In conclusion, the book puts forward a number of foundations of the law of power-sharing These include central principles (including the supremacy of law over politics, legal certainty, and the avoidance of arbitrariness); basic procedural guidelines (including the need to conduct a legal audit before negotiating peace and the use of international human rights precedents to influence negotiation outcomes); and substantive legal provisions (including the respect for pre-existing law, the need to bar “bandits of the law” from holding public office, the illegality of granting amnesties to persons responsible for international crimes, the refusal to internationally accredit de facto authorities that come to power unlawfully, etc.).

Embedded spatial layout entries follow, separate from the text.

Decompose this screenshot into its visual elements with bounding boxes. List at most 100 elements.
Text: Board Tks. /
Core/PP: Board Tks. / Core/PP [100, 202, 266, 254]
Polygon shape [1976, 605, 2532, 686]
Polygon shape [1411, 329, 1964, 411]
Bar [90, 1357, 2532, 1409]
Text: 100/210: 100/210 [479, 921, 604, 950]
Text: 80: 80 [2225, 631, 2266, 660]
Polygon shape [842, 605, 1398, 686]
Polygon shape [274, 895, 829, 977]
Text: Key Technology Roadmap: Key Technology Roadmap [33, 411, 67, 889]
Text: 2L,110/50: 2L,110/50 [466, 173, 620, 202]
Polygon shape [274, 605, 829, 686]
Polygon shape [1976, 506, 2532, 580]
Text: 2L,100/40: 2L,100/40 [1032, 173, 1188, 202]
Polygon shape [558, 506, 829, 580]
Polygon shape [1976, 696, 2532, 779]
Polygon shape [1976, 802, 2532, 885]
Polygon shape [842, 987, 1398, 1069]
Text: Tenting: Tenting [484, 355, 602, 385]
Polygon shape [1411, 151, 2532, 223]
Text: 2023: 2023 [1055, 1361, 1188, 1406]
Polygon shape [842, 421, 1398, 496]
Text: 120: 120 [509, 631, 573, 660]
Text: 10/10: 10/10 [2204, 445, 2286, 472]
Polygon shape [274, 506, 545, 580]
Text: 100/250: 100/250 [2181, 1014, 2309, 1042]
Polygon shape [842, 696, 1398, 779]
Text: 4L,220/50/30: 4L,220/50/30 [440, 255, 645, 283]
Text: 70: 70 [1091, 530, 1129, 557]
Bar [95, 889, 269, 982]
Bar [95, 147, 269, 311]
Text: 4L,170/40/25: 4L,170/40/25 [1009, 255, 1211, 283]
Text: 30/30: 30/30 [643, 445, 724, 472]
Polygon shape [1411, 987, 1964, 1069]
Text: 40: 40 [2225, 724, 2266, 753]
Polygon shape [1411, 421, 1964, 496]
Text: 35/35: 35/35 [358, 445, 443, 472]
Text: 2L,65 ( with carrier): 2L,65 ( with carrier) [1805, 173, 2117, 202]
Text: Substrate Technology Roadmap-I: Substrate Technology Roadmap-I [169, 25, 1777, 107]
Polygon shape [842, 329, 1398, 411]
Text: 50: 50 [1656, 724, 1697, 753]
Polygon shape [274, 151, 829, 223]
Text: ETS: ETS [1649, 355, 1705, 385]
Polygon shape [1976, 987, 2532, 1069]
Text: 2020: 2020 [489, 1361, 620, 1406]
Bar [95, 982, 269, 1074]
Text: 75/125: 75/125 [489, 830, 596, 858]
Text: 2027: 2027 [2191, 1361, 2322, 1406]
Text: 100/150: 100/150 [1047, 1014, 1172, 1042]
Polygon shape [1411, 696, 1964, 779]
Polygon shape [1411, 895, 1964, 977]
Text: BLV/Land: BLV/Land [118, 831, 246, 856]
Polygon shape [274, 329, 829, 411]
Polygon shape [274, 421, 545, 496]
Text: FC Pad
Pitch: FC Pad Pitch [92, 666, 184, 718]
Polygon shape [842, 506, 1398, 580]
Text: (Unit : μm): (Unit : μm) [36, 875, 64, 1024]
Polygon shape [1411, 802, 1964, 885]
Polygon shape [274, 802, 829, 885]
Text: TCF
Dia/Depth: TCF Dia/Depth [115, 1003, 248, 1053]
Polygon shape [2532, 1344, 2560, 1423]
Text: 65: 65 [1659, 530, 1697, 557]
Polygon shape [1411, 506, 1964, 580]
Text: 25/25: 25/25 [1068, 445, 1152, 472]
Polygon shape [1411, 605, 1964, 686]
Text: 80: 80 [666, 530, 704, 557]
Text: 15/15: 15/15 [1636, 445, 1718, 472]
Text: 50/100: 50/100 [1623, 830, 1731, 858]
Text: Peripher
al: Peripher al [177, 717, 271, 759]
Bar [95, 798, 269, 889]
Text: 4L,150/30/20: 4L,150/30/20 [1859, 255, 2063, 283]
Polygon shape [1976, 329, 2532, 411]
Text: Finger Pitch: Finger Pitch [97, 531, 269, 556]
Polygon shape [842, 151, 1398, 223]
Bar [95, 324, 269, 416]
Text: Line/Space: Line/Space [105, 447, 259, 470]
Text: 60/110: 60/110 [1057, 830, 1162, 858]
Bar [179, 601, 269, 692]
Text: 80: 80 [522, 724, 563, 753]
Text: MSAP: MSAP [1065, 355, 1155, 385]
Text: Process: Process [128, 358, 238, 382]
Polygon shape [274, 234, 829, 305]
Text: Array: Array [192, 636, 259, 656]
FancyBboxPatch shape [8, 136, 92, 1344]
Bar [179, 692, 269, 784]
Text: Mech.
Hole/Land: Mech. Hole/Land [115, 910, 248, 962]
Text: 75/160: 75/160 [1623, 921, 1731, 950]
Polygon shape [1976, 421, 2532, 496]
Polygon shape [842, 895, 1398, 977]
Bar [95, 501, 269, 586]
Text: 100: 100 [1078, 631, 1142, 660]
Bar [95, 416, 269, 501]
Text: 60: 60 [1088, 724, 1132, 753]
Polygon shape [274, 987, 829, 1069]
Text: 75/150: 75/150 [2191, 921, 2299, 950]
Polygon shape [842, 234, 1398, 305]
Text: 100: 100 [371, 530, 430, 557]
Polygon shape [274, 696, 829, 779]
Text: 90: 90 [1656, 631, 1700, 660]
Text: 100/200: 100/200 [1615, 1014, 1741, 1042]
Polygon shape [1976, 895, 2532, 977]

The tension between interest-based mediation approaches and international standards that impose normative constraints on what constitute acceptable peace deals is likely to become more and more important for the global conflict resolution debate. Illegal Peace in Africa is a fascinating must-read for academics and practitioners struggling with the fundamental challenge of how to reconcile short-term peace, security and stability imperatives with longer-term democratic state-building goals.